Ella pareció complacida.
—Eres un joven inteligente. Ya está, ya te he devuelto el cumplido. ¿Te apetece comer algo? —Sin esperar respuesta, se volvió en la dirección contraria, hacia la puerta interior.
—Pelaya, ¿hay algo de comer que podamos ofrecer a nuestro invitado?
—Claro que lo hay —respondió la mujer. Apareció en el umbral con una sencilla bandeja de madera sobre la que había vasos, una jarra de agua y un cuenco con pastelillos. Era evidente que había estado esperando a que la reina la llamara.
—Ah, mis favoritos —comentó la reina, frotándose las manos. Le dirigió una sonrisita a Lorkin—. Pelaya es una cocinera fabulosa. Lo prepara todo con magia. —Mientras la joven entraba en la sala con la bandeja, Zarala fijó la mirada en una mesita cercana. Esta se elevó y flotó por el aire hacia ellos antes de posarse frente a Lorkin.
«Puede que esté demasiado vieja y cansada para las ceremonias —reflexionó Lorkin—, pero entiendo por qué es la reina.

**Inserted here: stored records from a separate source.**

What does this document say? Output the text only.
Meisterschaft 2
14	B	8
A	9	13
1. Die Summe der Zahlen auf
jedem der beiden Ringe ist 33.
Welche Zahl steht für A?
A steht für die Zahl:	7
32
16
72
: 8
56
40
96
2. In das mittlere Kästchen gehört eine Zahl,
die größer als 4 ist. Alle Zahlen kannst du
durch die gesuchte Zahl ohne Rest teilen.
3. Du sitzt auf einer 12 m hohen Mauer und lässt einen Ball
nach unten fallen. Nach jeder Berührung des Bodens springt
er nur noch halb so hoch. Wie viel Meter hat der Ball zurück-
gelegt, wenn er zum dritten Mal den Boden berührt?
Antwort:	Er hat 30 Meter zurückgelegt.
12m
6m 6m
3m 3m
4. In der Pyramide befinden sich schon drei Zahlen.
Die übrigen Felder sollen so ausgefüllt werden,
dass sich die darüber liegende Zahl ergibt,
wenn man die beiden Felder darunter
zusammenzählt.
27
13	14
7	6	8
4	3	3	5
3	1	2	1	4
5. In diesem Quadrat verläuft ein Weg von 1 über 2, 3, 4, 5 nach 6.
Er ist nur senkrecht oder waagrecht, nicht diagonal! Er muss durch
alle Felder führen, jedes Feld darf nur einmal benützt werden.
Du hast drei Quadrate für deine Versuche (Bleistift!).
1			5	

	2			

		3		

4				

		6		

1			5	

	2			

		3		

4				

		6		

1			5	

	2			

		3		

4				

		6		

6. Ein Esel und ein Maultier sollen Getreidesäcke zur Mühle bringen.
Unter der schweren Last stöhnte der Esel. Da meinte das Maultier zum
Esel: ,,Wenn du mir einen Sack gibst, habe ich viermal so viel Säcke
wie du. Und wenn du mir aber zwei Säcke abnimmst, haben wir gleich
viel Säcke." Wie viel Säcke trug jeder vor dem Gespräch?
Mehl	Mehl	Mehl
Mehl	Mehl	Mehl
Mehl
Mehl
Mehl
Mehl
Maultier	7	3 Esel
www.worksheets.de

Y apostaría a que sigue siendo tan poderosa e inteligente como el día que se ciñó la corona.»
Cuando Pelaya depositó la bandeja sobre la mesa y le ofreció un pastelillo, él se preguntó hasta qué punto había adivinado sus planes la reina, pues dudaba que ella creyera que se resignaría a ocupar un lugar entre los Traidores para siempre.
Tal vez estaba aconsejándole que pospusiera sus planes porque sus posibilidades de éxito aumentarían después de que ella muriera, si Savara la sucedía en el trono.
«Pero, ahora que la he conocido, le he cobrado afecto, y espero que eso no ocurra muy pronto.»